La Châtaigneraie : début des travaux de consolidation des voûtes de l’église Saint-Jean-Baptiste
La municipalité de La Châtaigneraie a lancé le 26 juin les travaux de restauration des voûtes en briques de l’église Saint-Jean-Baptiste, pour écarter tout risque d’effondrement. Un chantier de 1,4 million d’euros.
Plus de douze ans après l’effondrement d’un pied de voûte, l’église néo-gothique de La Châtaigneraie entre dans une phase décisive de sa restauration. La consolidation des voûtes en briques a débuté le 26 juin, a annoncé la mairie. Le chantier global, soutenu par la Fondation du Patrimoine, s’élève à 1,4 million d’euros.
L’essentiel
- 26 juin 2026 : lancement officiel des travaux de consolidation des voûtes en briques de l’église Saint-Jean-Baptiste de La Châtaigneraie.
- 1,4 million d’euros : coût total du chantier de restauration, soutenu par une souscription avec la Fondation du Patrimoine.
- 12 ans d’attente : les travaux font suite à l’effondrement d’un pied de voûte sur le bas-côté nord en février 2014.
- Phase en cours : après la réfection du bas-côté nord (octobre 2025) et la pose d’une charpente neuve (mai 2026), la consolidation des voûtes conjugue nettoyage des pierres et comblement des fissures.
Les échafaudages grimpent sous les voûtes de l’église Saint-Jean-Baptiste. Depuis le vendredi 26 juin, la municipalité de La Châtaigneraie a donné le coup d’envoi des travaux de consolidation des voûtes en briques de l’édifice néo-gothique, construit entre 1869 et 1874 par l’architecte Victor Clair. L’objectif : écarter définitivement tout risque d’effondrement, douze ans après l’incident de 2014.
Un chantier attendu depuis 2014
Le 6 février 2014, un pied de voûte du bas-côté nord s’effondre, contraignant la commune à fermer partiellement l’église. Un diagnostic réalisé en décembre 2015 pointe des désordres structurels liés à des infiltrations d’eau. Il préconise des travaux d’urgence. « La priorité était de sécuriser l’édifice et d’empêcher que la situation ne se dégrade davantage », résume la municipalité.
Après plusieurs années de diagnostics et de recherches de financement, une convention de souscription est signée avec la Fondation du Patrimoine. Le montant total des opérations est évalué à 1,4 million d’euros. La restauration est engagée par phases successives.
Des échafaudages à la charpente : l’avancement des travaux
En octobre 2025, les ouvriers débutent la réfection complète du bas-côté nord, avec un délai prévisionnel de huit à dix mois. En février 2026, ils poursuivent le remplacement des pierres abîmées sur la façade nord et déposent les vitraux pour les restaurer en atelier. En mai 2026, la charpente de la moitié du toit nord est démontée et reconstruite à l’identique, tandis qu’une nouvelle couverture en zinc est posée.
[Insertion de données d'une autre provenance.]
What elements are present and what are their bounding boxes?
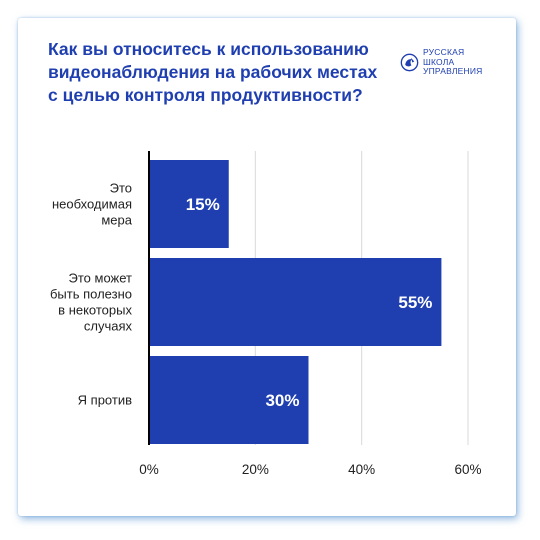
category-label: Я против [78, 393, 132, 408]
bar-chart: 15% Это необходимая мера 55% Это может быть по… [50, 151, 482, 477]
bar [149, 160, 229, 248]
x-tick-label: 0% [139, 462, 159, 477]
logo-line: РУССКАЯ [423, 47, 465, 57]
globe-seal-icon [400, 53, 419, 72]
logo-line: УПРАВЛЕНИЯ [423, 66, 483, 76]
bar [149, 258, 442, 346]
x-tick-label: 20% [242, 462, 269, 477]
category-label: Это может быть полезно в некоторых случаях [50, 271, 133, 334]
bar [149, 356, 309, 444]
x-tick-label: 40% [348, 462, 375, 477]
chart-title: Как вы относитесь к использованию видеон… [48, 39, 378, 105]
category-label: Это необходимая мера [52, 181, 133, 228]
logo: РУССКАЯ ШКОЛА УПРАВЛЕНИЯ [400, 47, 483, 77]
data-label: 30% [265, 391, 299, 410]
logo-line: ШКОЛА [423, 56, 455, 67]
logo-text: РУССКАЯ ШКОЛА УПРАВЛЕНИЯ [423, 47, 483, 77]
data-label: 15% [186, 195, 220, 214]
data-label: 55% [398, 293, 432, 312]
x-tick-label: 60% [454, 462, 481, 477]
chart-card: Как вы относитесь к использованию видеон… [18, 18, 516, 516]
La phase lancée le 26 juin 2026 concerne la consolidation des voûtes en brique proprement dite. Selon la mairie, le chantier prévoit le nettoyage des maçonneries intérieures en pierre apparente et le comblement des fissures à l’aide de mortiers traditionnels. Les photographies publiées par la commune montrent des échafaudages serrés sous les arcs en ogive et un important volume de gravats évacué.
« Nicolas Maupetit, élu maire en mars 2026, dirige la commune durant cette phase clé », rappelle la municipalité. Le nouveau maire a fait du dossier de l’église une priorité de son mandat.
Contexte dans la Vendée
La Châtaigneraie, commune de 2 700 habitants située au sud-est de la Vendée, compte plusieurs édifices religieux, mais l’église Saint-Jean-Baptiste en est le principal monument. Les églises rurales du département connaissent des travaux de restauration récurrents, souvent soutenus par la Fondation du Patrimoine et le conseil départemental. À titre de comparaison, d’autres communes vendéennes ont engagé des opérations similaires sur des bâtiments cultuels du XIXe siècle ces dernières années. La spécificité de ce chantier tient à la fois à son coût - 1,4 million d’euros - et à l’antériorité du sinistre de 2014.
Plus largement, la préservation du patrimoine local est un enjeu qui dépasse le département. Dans d’autres régions, des polémiques ou accidents ont récemment marqué l’actualité des édifices religieux, comme la retransmission d’un match dans une église à Ligny-en-Barrois ou l’incendie du fonds ancien d’une médiathèque à Condom.
Prochaine étape : après la consolidation des voûtes, le chantier se poursuivra par le ravalement des façades et la repose des vitraux restaurés. La date de fin des opérations n’a pas encore été communiquée par la mairie.